“The processes used and the choice of materials for cell production influence and determine cell design and cell performance. In the case of GIGAGREEN, the objective is aimed at new and sustainable electrode manufacturing processes.”
Interview with Luca Schneider, Project Manager for Battery Cell development at Leclanché
What does the Design to manufacturing concept mean and how it is applied in GIGAGREEN?
Design can refer to many aspects of a battery. For example, the processes used and the choice of materials for cell production will influence and determine cell design and cell performance.
In the case of our EU project GIGAGREEN, the objective is aimed at new and sustainable electrode manufacturing processes. In this context, we are focused on the electrode design. Design to manufacturing means a way of thinking, acting, and assessing the manufacturing aspects from a design point of view. Therefore, our area of responsibility is to connect electrode processing with the up-scaling and include sustainability analyses and recycling aspects in the project.
What is the main state-of-the-art technology it proposes?

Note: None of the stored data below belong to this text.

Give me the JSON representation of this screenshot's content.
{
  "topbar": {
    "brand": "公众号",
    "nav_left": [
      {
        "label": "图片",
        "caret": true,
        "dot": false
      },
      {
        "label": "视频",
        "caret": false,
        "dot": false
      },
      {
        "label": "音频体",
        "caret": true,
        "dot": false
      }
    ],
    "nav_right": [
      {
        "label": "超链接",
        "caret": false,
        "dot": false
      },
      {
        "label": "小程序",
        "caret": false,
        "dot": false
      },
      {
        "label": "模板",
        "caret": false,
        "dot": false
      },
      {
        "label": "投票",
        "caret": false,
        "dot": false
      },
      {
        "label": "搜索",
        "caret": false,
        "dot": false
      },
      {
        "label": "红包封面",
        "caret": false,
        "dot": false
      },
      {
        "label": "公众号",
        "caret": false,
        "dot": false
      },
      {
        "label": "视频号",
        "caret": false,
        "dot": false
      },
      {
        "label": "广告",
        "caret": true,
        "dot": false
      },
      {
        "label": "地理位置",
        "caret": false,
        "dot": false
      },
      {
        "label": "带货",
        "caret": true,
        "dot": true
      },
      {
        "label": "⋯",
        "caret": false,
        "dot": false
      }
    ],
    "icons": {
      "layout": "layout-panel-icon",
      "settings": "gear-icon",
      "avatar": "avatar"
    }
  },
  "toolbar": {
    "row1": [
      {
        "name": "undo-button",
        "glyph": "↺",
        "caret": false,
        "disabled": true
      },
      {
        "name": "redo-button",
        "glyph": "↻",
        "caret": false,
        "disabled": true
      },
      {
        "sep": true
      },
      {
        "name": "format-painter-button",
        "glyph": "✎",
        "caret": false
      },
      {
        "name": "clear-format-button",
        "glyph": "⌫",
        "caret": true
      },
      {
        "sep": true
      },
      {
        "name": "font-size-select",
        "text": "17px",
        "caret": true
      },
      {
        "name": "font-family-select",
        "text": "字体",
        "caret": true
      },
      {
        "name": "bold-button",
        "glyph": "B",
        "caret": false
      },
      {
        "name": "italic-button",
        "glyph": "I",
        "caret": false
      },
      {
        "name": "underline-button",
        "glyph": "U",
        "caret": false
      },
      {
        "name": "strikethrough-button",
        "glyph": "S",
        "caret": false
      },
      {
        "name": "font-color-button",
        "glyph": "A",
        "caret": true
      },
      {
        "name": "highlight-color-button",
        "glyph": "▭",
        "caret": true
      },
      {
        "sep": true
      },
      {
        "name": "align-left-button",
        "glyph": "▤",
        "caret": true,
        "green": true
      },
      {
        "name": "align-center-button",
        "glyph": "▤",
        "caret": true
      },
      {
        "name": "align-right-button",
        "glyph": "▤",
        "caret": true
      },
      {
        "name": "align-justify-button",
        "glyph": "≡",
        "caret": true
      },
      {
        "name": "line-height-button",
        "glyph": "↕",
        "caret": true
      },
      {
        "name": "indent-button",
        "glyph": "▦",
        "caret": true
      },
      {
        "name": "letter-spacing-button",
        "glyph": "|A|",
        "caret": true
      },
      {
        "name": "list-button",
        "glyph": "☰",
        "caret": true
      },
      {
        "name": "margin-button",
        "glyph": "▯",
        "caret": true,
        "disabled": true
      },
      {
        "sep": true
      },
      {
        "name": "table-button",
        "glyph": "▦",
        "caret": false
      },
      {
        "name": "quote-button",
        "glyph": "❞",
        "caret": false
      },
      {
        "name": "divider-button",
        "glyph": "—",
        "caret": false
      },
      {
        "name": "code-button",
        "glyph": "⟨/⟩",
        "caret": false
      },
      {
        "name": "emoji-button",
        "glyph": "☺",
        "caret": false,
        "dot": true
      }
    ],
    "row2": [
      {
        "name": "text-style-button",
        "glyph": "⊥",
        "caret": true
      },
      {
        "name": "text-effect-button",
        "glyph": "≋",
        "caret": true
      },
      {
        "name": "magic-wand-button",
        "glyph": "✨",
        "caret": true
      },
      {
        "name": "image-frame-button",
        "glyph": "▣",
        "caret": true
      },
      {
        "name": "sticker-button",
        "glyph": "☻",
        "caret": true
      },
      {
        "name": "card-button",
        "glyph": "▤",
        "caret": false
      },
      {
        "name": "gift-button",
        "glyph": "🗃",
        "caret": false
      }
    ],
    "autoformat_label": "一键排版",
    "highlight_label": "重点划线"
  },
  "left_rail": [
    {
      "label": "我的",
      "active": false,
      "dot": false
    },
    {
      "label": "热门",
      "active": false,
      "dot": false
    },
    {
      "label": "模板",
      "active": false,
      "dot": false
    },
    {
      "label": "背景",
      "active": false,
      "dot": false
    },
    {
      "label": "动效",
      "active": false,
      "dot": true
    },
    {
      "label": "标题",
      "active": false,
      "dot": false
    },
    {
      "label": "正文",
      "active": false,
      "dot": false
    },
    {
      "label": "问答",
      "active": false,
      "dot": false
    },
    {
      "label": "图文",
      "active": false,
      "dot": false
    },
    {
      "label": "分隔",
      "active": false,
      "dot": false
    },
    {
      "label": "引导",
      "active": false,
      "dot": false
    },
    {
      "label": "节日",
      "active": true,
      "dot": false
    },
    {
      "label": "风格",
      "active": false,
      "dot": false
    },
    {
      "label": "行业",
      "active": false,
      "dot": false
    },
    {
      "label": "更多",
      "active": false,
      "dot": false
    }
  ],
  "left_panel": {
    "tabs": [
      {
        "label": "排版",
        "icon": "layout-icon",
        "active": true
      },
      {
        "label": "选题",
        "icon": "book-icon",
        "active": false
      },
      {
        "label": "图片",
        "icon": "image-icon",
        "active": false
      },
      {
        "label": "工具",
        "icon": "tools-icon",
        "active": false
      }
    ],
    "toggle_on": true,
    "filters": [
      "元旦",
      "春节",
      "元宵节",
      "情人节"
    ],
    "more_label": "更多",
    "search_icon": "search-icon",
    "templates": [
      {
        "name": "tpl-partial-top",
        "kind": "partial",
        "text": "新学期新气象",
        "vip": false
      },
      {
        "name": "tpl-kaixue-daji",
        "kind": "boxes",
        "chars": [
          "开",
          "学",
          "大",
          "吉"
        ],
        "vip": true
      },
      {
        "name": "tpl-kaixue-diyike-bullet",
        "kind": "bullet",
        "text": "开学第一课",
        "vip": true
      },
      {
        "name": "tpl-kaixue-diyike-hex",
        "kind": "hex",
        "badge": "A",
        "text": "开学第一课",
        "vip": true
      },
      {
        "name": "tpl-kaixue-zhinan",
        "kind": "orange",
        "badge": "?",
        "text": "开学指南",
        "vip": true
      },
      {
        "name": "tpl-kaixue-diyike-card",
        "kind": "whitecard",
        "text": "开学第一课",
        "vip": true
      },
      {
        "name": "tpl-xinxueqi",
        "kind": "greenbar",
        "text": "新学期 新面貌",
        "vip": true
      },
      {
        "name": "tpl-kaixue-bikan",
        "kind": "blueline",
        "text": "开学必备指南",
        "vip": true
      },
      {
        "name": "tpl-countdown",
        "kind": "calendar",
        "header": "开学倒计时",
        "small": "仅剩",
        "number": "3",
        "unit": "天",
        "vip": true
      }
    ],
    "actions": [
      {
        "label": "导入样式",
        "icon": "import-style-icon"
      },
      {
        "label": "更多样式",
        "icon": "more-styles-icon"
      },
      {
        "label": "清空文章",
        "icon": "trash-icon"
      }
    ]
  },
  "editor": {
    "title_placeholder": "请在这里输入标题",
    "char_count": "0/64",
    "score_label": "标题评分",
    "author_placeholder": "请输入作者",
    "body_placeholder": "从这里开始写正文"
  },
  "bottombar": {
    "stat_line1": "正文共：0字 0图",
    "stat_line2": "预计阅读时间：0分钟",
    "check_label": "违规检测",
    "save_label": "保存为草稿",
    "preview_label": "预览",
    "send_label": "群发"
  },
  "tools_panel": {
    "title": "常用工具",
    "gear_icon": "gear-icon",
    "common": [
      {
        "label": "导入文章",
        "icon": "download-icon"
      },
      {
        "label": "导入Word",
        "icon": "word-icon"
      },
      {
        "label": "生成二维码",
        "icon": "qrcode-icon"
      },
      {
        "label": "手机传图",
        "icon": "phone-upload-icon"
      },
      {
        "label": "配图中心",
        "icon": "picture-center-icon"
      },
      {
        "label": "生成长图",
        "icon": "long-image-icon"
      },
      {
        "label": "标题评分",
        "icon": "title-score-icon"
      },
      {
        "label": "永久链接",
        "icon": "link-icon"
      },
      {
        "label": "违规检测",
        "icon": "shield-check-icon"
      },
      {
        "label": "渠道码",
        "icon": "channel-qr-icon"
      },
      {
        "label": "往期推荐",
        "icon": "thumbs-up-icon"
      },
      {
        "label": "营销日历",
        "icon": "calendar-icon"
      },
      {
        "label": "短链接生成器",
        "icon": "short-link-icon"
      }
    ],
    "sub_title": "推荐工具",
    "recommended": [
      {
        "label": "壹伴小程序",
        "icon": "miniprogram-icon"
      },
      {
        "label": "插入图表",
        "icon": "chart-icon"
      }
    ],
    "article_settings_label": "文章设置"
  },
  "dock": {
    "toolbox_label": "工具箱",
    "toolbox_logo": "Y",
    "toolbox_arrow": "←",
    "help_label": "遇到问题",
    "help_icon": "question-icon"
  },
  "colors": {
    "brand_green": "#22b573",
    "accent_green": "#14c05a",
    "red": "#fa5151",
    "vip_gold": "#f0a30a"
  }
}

From a material point of view, in this industry it is common to reduce the cobalt content for cathode materials. Therefore, the trend is going to materials with high-nickel content and materials like lithium iron phosphate. For the processing, the usage of water-based electrode slurries instead of organic solvent-based can reduce the environmental impact and the costs of the cell. In particular, it is common to use organic solvents for the cathode manufacturing. Leclanché has over 13 years of experience in aqueous electrode processing, that we can bring in into the project. The approach in the GIGAGREEN project combines a low-cobalt or cobalt-free cathode material and water-based binder processes for electrode manufacturing. The project also aims to develop processes that could enable dry (solvent-free) electrode manufacture. The choice of high-capacity active cathode materials with an extended voltage window and in combination with the high-capacity anode material leads to an increased energy density.